German mathematician

Daniela Kühn (born 1973) is a German mathematician and an Emeritus Professor and former Mason Professor of Mathematics at the University of Birmingham in Birmingham, England. She is known for her research in combinatorics, and particularly in extremal combinatorics and graph theory.

==Biography==
Kühn earned the Certificate of Advanced Studies in Mathematics (Cambridge Mathematical Tripos) from Cambridge University in 1997 and a Diploma in Mathematics from the Chemnitz University of Technology in 1999, followed by her doctorate from the University of Hamburg in 2001, under the supervision of Reinhard Diestel.
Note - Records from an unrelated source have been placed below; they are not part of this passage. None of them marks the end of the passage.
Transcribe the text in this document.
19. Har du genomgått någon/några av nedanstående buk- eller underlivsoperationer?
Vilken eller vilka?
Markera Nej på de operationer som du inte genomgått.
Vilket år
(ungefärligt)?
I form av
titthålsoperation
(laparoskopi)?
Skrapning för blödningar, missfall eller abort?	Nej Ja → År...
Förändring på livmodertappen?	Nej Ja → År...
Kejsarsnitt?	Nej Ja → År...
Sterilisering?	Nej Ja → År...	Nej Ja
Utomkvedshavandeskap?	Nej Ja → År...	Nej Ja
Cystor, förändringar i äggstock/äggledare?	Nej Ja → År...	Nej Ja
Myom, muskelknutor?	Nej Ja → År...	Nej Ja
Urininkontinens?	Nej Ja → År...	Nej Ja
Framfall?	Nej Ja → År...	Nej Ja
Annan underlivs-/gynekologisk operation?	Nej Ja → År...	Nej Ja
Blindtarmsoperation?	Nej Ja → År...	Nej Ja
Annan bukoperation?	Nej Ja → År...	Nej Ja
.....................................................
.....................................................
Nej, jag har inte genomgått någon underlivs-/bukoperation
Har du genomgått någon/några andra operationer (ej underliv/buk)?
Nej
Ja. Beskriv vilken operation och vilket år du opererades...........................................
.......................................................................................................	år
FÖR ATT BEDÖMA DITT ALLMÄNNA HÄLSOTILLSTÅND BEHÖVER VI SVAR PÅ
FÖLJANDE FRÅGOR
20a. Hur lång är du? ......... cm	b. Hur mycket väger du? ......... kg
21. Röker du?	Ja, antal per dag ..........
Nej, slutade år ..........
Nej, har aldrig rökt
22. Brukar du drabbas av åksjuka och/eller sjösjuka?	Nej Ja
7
After working as a postdoctoral researcher at Hamburg and the Free University of Berlin, she moved to the University of Birmingham as a lecturer in 2004, and was awarded the Mason Professorship of Mathematics in 2010.

==Research==
In 2004 Kühn published a pair of papers in Combinatorica with her thesis advisor, Reinhard Diestel, concerning the cycle spaces of infinite graphs. In these graphs the appropriate generalizations of cycles and spanning trees hinge on a proper treatment of the ends of the graph. Reviewer R. Bruce Richter writes that "the results are extremely satisfactory, in the sense that standard theorems for finite graphs have perfect analogues" but that "there is nothing simple about any aspect of this work. It is a nice mix of graph-theoretic and topological ideas."

In 2011, Kühn and her co-authors published a proof of Sumner's conjecture, that "every n-vertex polytree forms a subgraph of every (2n − 2)-vertex tournament", for all but finitely many values of n. MathSciNet reviewer K. B. Reid wrote that their proof "is an important and welcome development in tournament theory".

==Awards and honours==
In 2002, Kühn won the Richard Rado Prize, a biennial best dissertation award given by the Section for Discrete Mathematics of the German Mathematical Society. Together with Deryk Osthus and Alain Plagne, she was one of the first winners of the European Prize in Combinatorics in 2003. Together with Osthus, she was a recipient of the 2014 Whitehead Prize of the London Mathematical Society for "their many results in extremal graph theory and related areas. Several of their papers resolve long-standing open problems in the area." She was an Invited Speaker at the 2014 International Congress of Mathematicians, in Seoul. and appointed as a Royal Society Wolfson Research Merit Award holder in 2015. She was elected a Fellow of the Royal Society in 2024.